藤津さんは、アニメライターとして現在第一線で活躍されていますが、『「アニメ批評家」宣言』はその著書第一作になります。
その後『ニュータイプ』や『アニメージュ』での連載や各誌への寄稿、そしてカルチャーセンターでの講座など精力的に活動されています。
今回の文庫化で改めて読ませていただきましたが、その視点の新鮮さ、気づかされることも多く新鮮でした。
宮崎駿さんや高畑勲さん、出崎統さん、富野由悠季さん、押井守さん、庵野秀明さん、今敏さんなど、アニメファンなら誰もが一度はその作品を通った監督たちを作品から読み解く章や、『宇宙戦艦ヤマト』におけるロマンの系譜、『オネアミスの翼 王立宇宙軍』の時代性など、読み応えのある内容ばかりです。
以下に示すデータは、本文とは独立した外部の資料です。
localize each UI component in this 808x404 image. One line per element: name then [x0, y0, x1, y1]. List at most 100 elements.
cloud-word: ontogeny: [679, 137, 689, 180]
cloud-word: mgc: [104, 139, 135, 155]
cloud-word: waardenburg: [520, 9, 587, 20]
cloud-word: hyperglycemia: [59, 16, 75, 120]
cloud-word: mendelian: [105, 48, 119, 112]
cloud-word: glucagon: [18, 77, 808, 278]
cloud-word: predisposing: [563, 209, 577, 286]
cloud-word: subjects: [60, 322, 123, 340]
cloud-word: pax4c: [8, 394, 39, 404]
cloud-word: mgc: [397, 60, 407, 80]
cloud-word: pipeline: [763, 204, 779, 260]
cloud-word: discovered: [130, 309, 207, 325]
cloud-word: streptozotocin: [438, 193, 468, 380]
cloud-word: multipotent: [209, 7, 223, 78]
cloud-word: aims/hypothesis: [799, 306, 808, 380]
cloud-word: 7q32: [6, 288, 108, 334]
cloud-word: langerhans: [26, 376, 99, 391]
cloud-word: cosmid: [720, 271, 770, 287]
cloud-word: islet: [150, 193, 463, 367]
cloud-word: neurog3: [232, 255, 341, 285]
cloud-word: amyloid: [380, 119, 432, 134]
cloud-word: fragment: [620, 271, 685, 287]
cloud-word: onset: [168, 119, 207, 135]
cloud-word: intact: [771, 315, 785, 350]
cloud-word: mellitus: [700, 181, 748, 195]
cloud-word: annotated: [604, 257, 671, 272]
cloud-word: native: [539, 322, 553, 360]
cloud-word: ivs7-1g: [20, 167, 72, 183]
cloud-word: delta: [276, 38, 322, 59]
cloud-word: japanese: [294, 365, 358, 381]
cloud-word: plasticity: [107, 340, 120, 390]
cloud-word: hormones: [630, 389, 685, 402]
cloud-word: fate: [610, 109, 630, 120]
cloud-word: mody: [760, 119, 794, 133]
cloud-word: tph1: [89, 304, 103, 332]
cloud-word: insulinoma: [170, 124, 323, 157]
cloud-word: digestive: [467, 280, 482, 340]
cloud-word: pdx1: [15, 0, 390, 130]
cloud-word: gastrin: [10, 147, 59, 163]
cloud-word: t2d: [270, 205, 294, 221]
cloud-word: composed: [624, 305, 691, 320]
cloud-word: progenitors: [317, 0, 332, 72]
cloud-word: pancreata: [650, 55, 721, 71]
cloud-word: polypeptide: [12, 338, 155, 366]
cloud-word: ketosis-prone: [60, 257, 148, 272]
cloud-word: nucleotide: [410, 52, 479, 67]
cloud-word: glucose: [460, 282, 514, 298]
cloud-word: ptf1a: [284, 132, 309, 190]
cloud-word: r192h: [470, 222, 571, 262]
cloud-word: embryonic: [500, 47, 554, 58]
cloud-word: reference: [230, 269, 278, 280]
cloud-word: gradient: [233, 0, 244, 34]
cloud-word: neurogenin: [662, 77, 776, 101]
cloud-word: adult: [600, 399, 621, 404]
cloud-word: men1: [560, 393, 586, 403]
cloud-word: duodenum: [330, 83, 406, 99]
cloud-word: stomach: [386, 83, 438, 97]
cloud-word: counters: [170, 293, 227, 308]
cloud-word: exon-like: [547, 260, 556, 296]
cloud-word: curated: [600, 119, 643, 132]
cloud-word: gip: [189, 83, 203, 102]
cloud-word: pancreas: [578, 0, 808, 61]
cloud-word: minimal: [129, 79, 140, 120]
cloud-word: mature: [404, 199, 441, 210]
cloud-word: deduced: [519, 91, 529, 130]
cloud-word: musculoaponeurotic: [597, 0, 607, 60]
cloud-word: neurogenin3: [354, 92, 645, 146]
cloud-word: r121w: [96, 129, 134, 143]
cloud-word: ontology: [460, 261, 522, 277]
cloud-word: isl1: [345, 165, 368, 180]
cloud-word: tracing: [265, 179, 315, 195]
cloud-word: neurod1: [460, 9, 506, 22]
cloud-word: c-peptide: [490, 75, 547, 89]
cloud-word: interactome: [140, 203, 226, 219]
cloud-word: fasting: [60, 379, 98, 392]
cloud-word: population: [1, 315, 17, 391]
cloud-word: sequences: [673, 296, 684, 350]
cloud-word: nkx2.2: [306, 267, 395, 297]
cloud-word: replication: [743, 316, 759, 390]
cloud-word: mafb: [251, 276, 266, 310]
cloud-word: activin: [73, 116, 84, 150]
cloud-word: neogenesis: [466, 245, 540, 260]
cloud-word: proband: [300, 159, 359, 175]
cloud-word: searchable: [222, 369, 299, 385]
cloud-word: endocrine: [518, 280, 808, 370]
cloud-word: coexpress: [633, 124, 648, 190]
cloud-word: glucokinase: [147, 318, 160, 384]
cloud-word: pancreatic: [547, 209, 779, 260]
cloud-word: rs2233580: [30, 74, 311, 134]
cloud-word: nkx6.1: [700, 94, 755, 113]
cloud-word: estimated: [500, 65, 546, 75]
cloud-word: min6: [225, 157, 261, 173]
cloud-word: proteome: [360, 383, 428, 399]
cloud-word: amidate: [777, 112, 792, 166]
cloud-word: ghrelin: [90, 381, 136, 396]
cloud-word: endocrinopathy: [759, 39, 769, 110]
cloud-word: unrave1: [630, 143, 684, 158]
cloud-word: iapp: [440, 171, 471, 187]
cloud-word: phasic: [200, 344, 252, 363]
なにより藤津さんのアニメに対する愛情が、ここまで対象に対して真摯に向かわせているのでしょう。
よく知っているはずの作品も、こういう見方もあるのかと、新たな気づきをもたらせてくれます。
思えば、アニメブーム時より様々なアニメ関連の書籍やムックが出版されました。
ただ、作品に対する見方や考察などで刺激を受けたものは、そんなにありませんでした。
1978年(昭和53年)『アニメモリー78』(スタジオオズ)光風社書店
1982年(昭和57年)『アニメ大好き!』(池田憲章/編)徳間書店
1997年(平成9年) 『20年目のザンボット3』(氷川竜介)太田書店
2004年(平成16年)『アニメーションの宝箱』(五味洋子)ふゅーじょんぷろだくと
各年代に名著がありましたが、ここに加えられるのが『「アニメ評論家」宣言』だと思います。
1977年のアニメブーム前後から、アニメと向き合い続けている藤津さんです。その姿勢はこの初著書からまったくぶれていないことが分かります。
作品から受けた自身の感情を忘れず、そこから作品を俯瞰して分析していく姿勢こそが、藤津さんの個性なのでしょう。
かつてのアニメファン世代から現役世代まで、きっと刺激を受ける書籍です。
ちくま文庫『「アニメ評論家」宣言』(藤津亮太)
竹中労さんや米沢嘉博さん、夏目房之介さんなどの著作に並び
ちくま文庫から出たのもうれしいことです。